How I Spent My Summer Vacation

- by Chris Maisano

This past summer I caught a glimpse of the new society on a dirt road in rural Ohio.

I was working on a campaign to organize nursing home workers in Monroe County, and I pulled my car over to the side of the road to stop in front of the worker's house I was visiting. It rained hard the day before, and being the city slicker that I am, I didn't realize the seemingly solid ground was actually a mud patch. I was stuck.

I approached the worker's house to talk about the union and, if the meeting went well, to get some help. Nobody was home. Dejection set in. I began to think I'd be stranded in the Appalachians forever.

Then I spotted a jeep up the road. I waved at it, and to my amazement, the driver stopped. He was burly and bearded, wore a plaid flannel shirt and suspenders. And there I was, looking sharp in my khaki pants, blue shirt, and bright green tie. "I seem to be stuck in some mud," I offered feebly, while fretting that the guy thought that either I'm ridiculously incompetent or a serial killer, or possibly both. But he actually helped me. We tried to push the car out of the mud, but to no avail. "I know a guy up the road with a tractor," the stranger said, and we hopped in the jeep and sped toward the next house.

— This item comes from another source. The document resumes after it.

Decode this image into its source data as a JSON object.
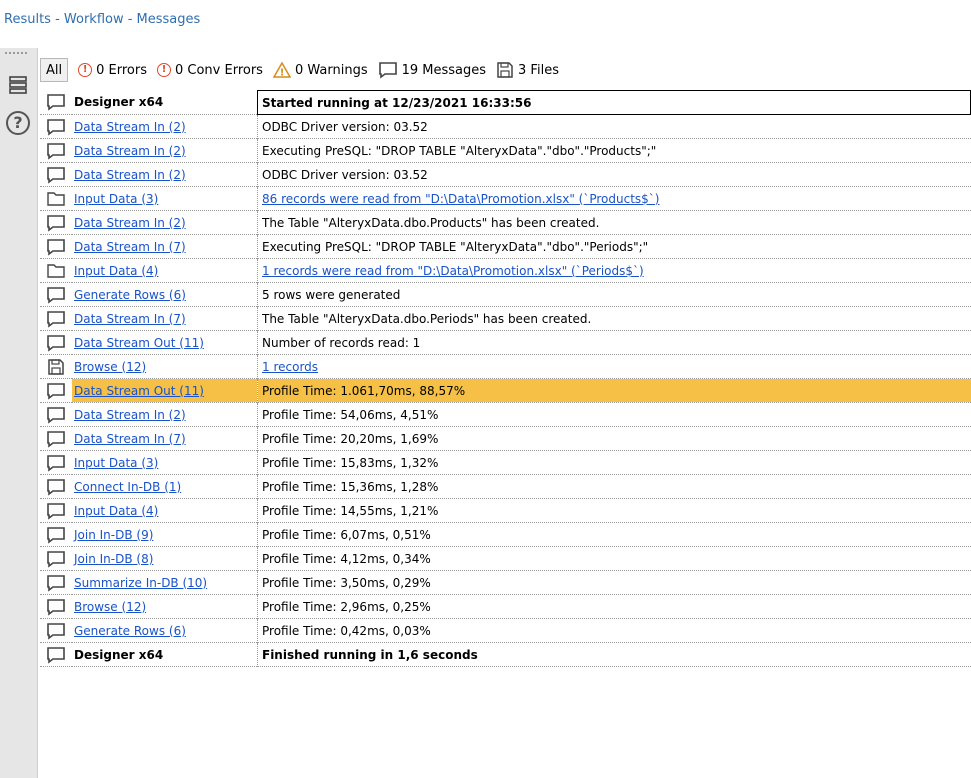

I knocked at the door, and utterly embarrassed, I explained my situation to the man who answered. He was a farmer, and he indeed had a tractor. He offered to fire up the machine and come to my rescue. I hopped back in the jeep with my guardian angel, and somewhat incredulously, he asked me what I was doing in Monroe County. I explained that I'm from New Jersey, I work for the Service Employees International Union, and was working on a campaign to organize nursing home workers in the area.

The immense cultural gulf separating us narrowed. It turned out he is a member of the machinists union. The farmer showed up with his tractor, and he was a union man too. We talked some, mostly about our common distaste for President Bush and how much of a tragedy the decline of unions in this country is. The farmer hitched my car to the tractor and pulled it out. I offered my new friends some compensation for their help, but they refused. "I don't mind helping out a fellow union man," the guy with the jeep said to me. We got back in our vehicles and drove our separate ways.

It was then I realized why I am a radical, that all of the talk about solidarity and brotherhood wasn't just so much wooly-headed pap. Building a new human community built on these principles is possible, and it indeed exists in the interstices of this unjust order.